Steve Trew on turbo training – part 5

Steve Trew finishes up his series on turbo training with two sets of sessions that fall at completely opposite ends of the spectrum in terms of training focus: smoothness and raw power!


The first five sessions can be used when you need a slight change in emphasis or to alleviate boredom. Generally the emphasis here is on smoothness and ‘supplesse’. The catch-phrase is ‘smooth as silk’.

Session one

Warm up for ten minutes and then do a pyramid set at five beats below your anaerobic threshold at a cadence of between 100 and 110 rpm. The set goes from 30 seconds effort up to two minutes and then back down to 30 seconds in 10 second increments with a 20 second spin between each step. Finish off with a ten minute warm-down.

Session two

Warm up for ten minutes and then do leg drills: right for 30 seconds, left for 30 seconds, both for a minute, right for 60 seconds, left for 60 seconds and then both for a minute. Repeat the single leg drills for 1½ minutes and then 2 minutes, again with a minute on both legs between each increment. Now go back down the pyramid again until you get back to 30 seconds. Finish off with a ten minute warm-down.

Session three

Warm up for ten minutes and then alternate one minute periods between whatever gear you can hold 130 rpm on and your biggest gear (probably 53 x 13) but you must do both smoothly and sitting down. Take a one minute recovery between reps and repeat six times. Warm down for ten minutes.

Session four

Using your small chainring, start in your smallest gear (probably a 23 or 25) and work for eight minutes at 110rpm, then go straight into next gear up and work for seven minutes, then into the next for six minutes and so on right up to the smallest sprocket. Try to maintain at least 100 rpm right the way through. If you’re feeling like a superstar, come back down again.

Session five

As for session four, start in your smallest gear but work for two minutes only @ 110rpm, then go straight into next gear up and work for two minutes again, then into the next for two minutes and so on right up to the smallest sprocket. Try to maintain at least 100 rpm right the way through. Now change into your big chainring and repeat the process through the gears. Warm down for ten minutes.

Power and sprint

As these turbo sessions are geared (sorry!) towards standard distance triathlon and time trials of up to 50 miles, none of them have included any periods of work for less than one minute. However, there are situations where extreme power and breakaway type sprint speed are required. This may occur in draft legal races where power to get away from the pack is needed; or in similar situations in non-drafting races where the sheer numbers of athletes taking part, or wave starts bunching together, has meant that the draftbusters and race marshalls are casting their eyes towards you, and you need to escape from a potentially precarious situation.

Short sprints

Short sprint sessions will improve the ability and efficiency to quickly increase speed when necessary. After warming up and gradually increasing speed to around 65%/70% of max HR, go into the large chainring and select a big gear (choose as appropriate for individual athlete) and go flat out for five seconds only. Recover for ten seconds only and repeat the effort/recovery ten times. Now recover for one minute and repeat the whole set another three times giving you a total of 40 five second sprints.

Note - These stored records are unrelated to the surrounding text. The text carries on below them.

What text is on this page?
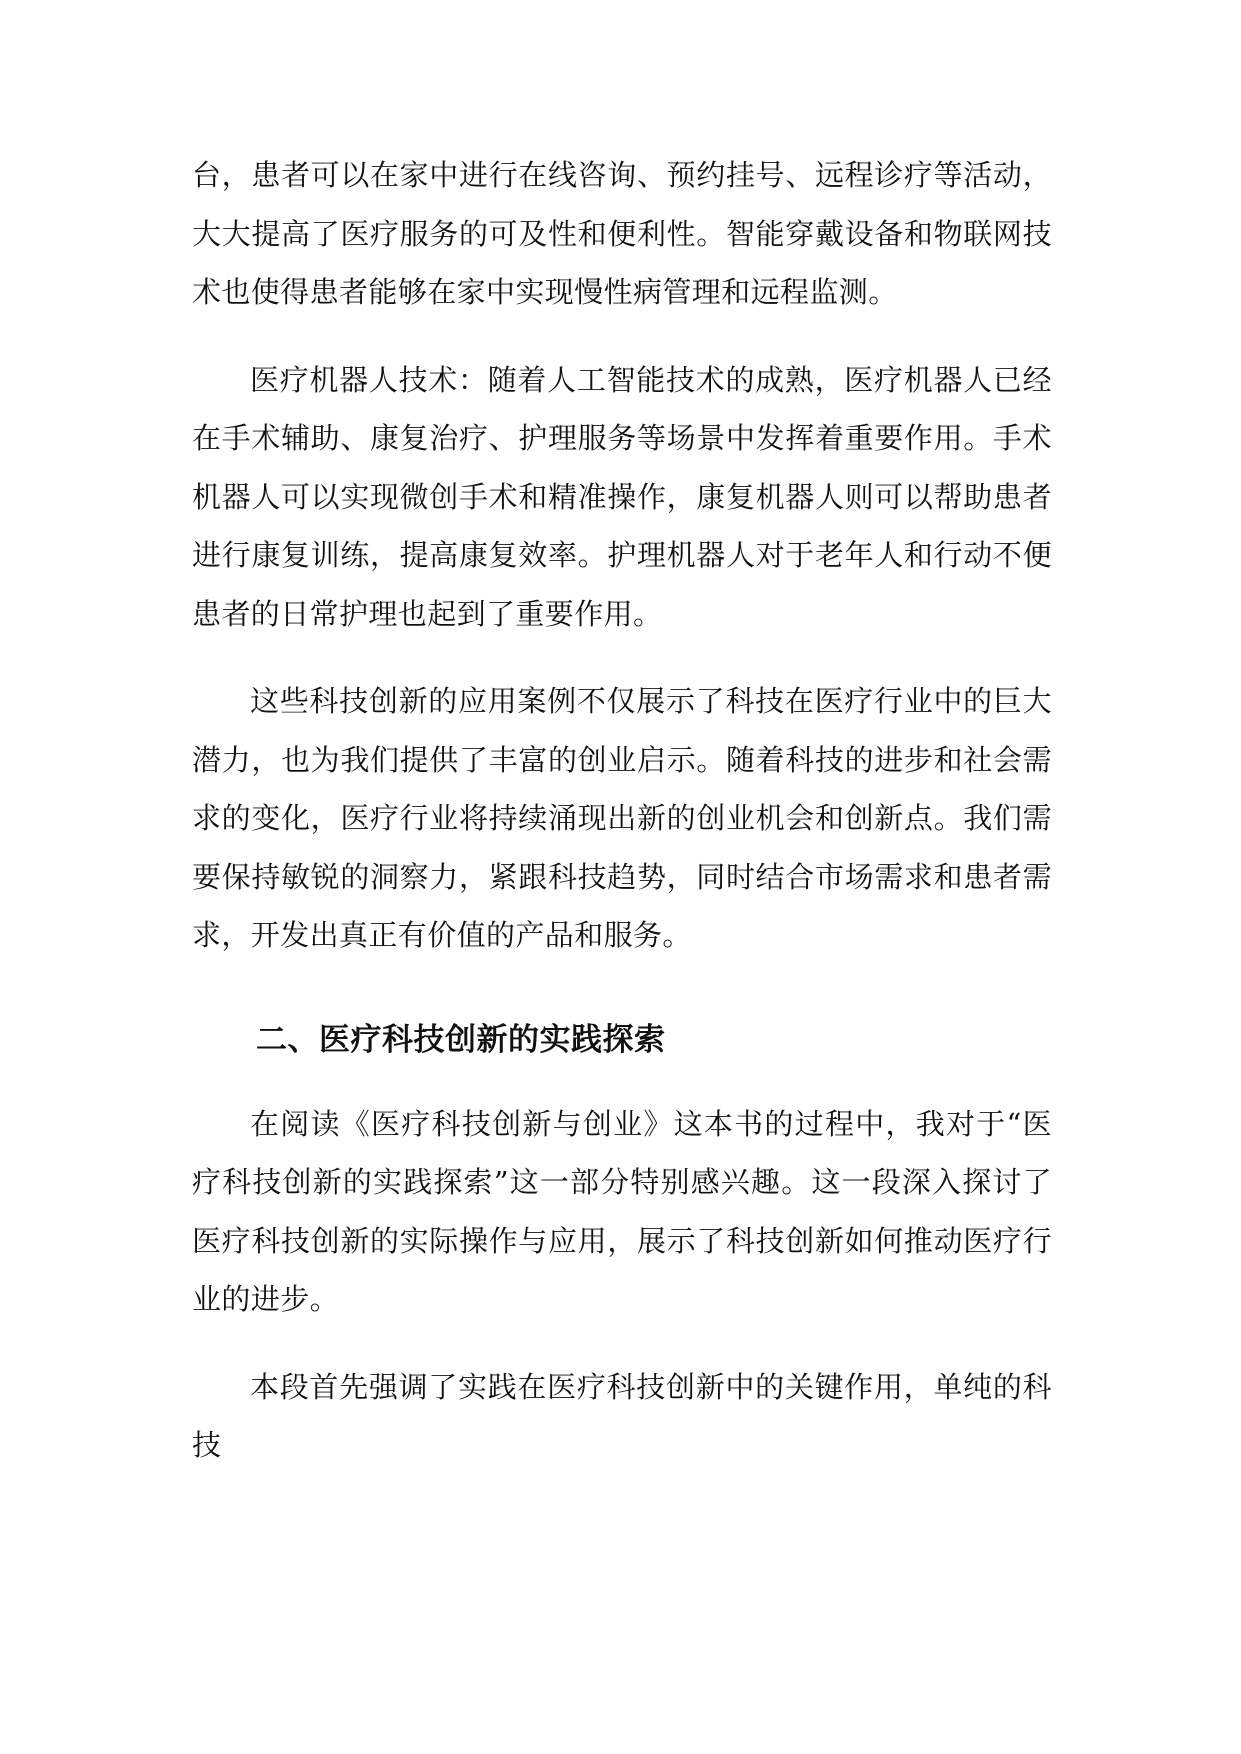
台，患者可以在家中进行在线咨询、预约挂号、远程诊疗等活动，大大提高了医疗服务的可及性和便利性。智能穿戴设备和物联网技术也使得患者能够在家中实现慢性病管理和远程监测。

医疗机器人技术：随着人工智能技术的成熟，医疗机器人已经在手术辅助、康复治疗、护理服务等场景中发挥着重要作用。手术机器人可以实现微创手术和精准操作，康复机器人则可以帮助患者进行康复训练，提高康复效率。护理机器人对于老年人和行动不便患者的日常护理也起到了重要作用。

这些科技创新的应用案例不仅展示了科技在医疗行业中的巨大潜力，也为我们提供了丰富的创业启示。随着科技的进步和社会需求的变化，医疗行业将持续涌现出新的创业机会和创新点。我们需要保持敏锐的洞察力，紧跟科技趋势，同时结合市场需求和患者需求，开发出真正有价值的产品和服务。

二、医疗科技创新的实践探索

在阅读《医疗科技创新与创业》这本书的过程中，我对于“医疗科技创新的实践探索”这一部分特别感兴趣。这一段深入探讨了医疗科技创新的实际操作与应用，展示了科技创新如何推动医疗行业的进步。

本段首先强调了实践在医疗科技创新中的关键作用，单纯的科技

After 3 to 4 sprint efforts your heart rate should be at approximately 85% max and will remain constant at this level. However, if your heart rate does rise significantly higher than this, increase the recovery time. Equally, if HR does not reach 85% max, decrease the recovery period. The sprint efforts must remain at five seconds, and under no circumstances should exceed eight seconds. Most accurate efforts and recoveries are achieved by using an pre-set interval timer set to the appropriate values.

Although the efforts are very short, the above is an extremely demanding session as the heart doesn’t have very much time to decrease in the ten second recovery intervals. Beginners may wish to start with 5 x 5 seconds and repeat three times or similar.

Longer sprints

Warm up and then select a gear which is slightly ‘too big’ – you should feel as if you are having to make an effort to handle this gear. Now sprint flat out for 15 seconds and then recover to 70% max HR. Repeat this 5 to 10 times.

For both sprint sessions, as efforts are analactic/anaerobic, the heart rate will continue to rise for a short time after both five and 15 second efforts. This is to be expected and should not be a matter for concern.

To finish on turbo training; I consider that it is one of the most significant tools for both cycling and triathlon and has been an instigator in the rise in standards in the recent past. It is one of the best and most worthwhile investments that the athlete can make.